Hiervoor passeert de zenuw het canalis opticus van het os sphenoidale. Ter hoogte van de
sulcus prechiasmaticus komen de zenuwvezels van de n. opticus samen in het chiasma
opticum. Hier zal de informatie van de nasale retina kruisen en deze van de temporale retina
ipsilateraal verder lopen via de tractus opticus naar het corpus geniculatum laterale. De
plaats waar de n. opticus het oog verlaat, bevat geen fotoreceptorcellen. Dit wordt de blinde
vlek of papilla nervi optici genoemd.
Weetje:
De nervus olfactorius is in stricto sensu geen craniale zenuw, daar het de fila olfactoria zijn die
de waarneming doorsturen naar de bulbus olfactorius.
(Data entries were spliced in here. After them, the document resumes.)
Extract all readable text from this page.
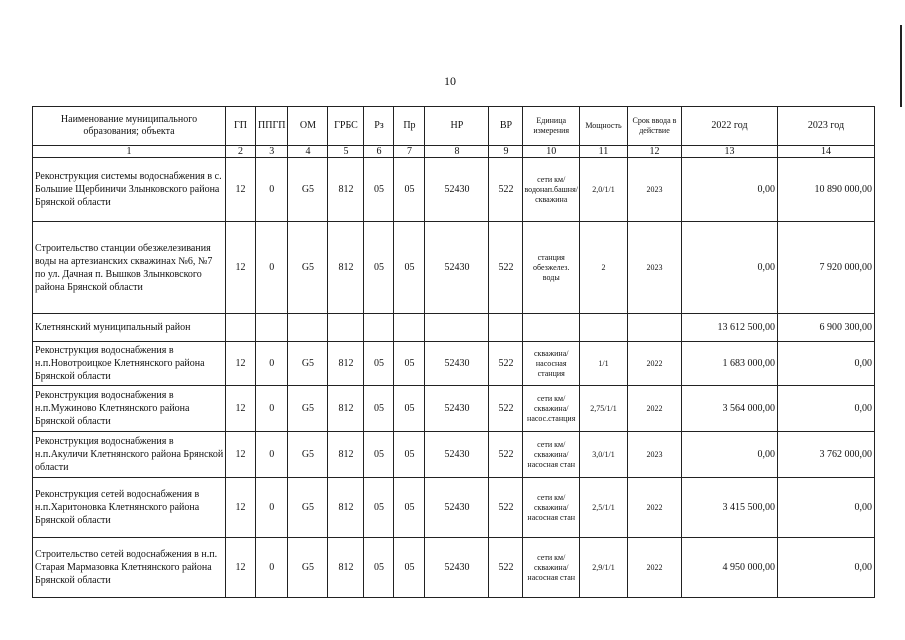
10
Наименование муниципального образования; объекта	ГП	ППГП	ОМ	ГРБС	Рз	Пр	НР	ВР	Единица измерения	Мощность	Срок ввода в действие	2022 год	2023 год
1	2	3	4	5	6	7	8	9	10	11	12	13	14
Реконструкция системы водоснабжения в с. Большие Щербиничи Злынковского района Брянской области	12	0	G5	812	05	05	52430	522	сети км/водонап.башня/скважина	2,0/1/1	2023	0,00	10 890 000,00
Строительство станции обезжелезивания воды на артезианских скважинах №6, №7 по ул. Дачная п. Вышков Злынковского района Брянской области	12	0	G5	812	05	05	52430	522	станция обезжелез. воды	2	2023	0,00	7 920 000,00
Клетнянский муниципальный район												13 612 500,00	6 900 300,00
Реконструкция водоснабжения в н.п.Новотроицкое Клетнянского района Брянской области	12	0	G5	812	05	05	52430	522	скважина/насосная станция	1/1	2022	1 683 000,00	0,00
Реконструкция водоснабжения в н.п.Мужиново Клетнянского района Брянской области	12	0	G5	812	05	05	52430	522	сети км/скважина/насос.станция	2,75/1/1	2022	3 564 000,00	0,00
Реконструкция водоснабжения в н.п.Акуличи Клетнянского района Брянской области	12	0	G5	812	05	05	52430	522	сети км/скважина/насосная стан	3,0/1/1	2023	0,00	3 762 000,00
Реконструкция сетей водоснабжения в н.п.Харитоновка Клетнянского района Брянской области	12	0	G5	812	05	05	52430	522	сети км/скважина/насосная стан	2,5/1/1	2022	3 415 500,00	0,00
Строительство сетей водоснабжения в н.п. Старая Мармазовка Клетнянского района Брянской области	12	0	G5	812	05	05	52430	522	сети км/скважина/насосная стан	2,9/1/1	2022	4 950 000,00	0,00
Ook de tractus olfactorius is geen echte
zenuw, maar een uitstulping van het telencephalon, omgeven door hersenvliezen.
Ook de nervus opticus is in feite geen craniale zenuw, zelfs geen zenuw. Net als de n. olfactorius
maakt de n. opticus deel uit van het CZS, meer bepaald een uitstulping van het diencephalon.
Ook de n. opticus is omringd door meningen en heeft kenmerken van de cellen van het CZS.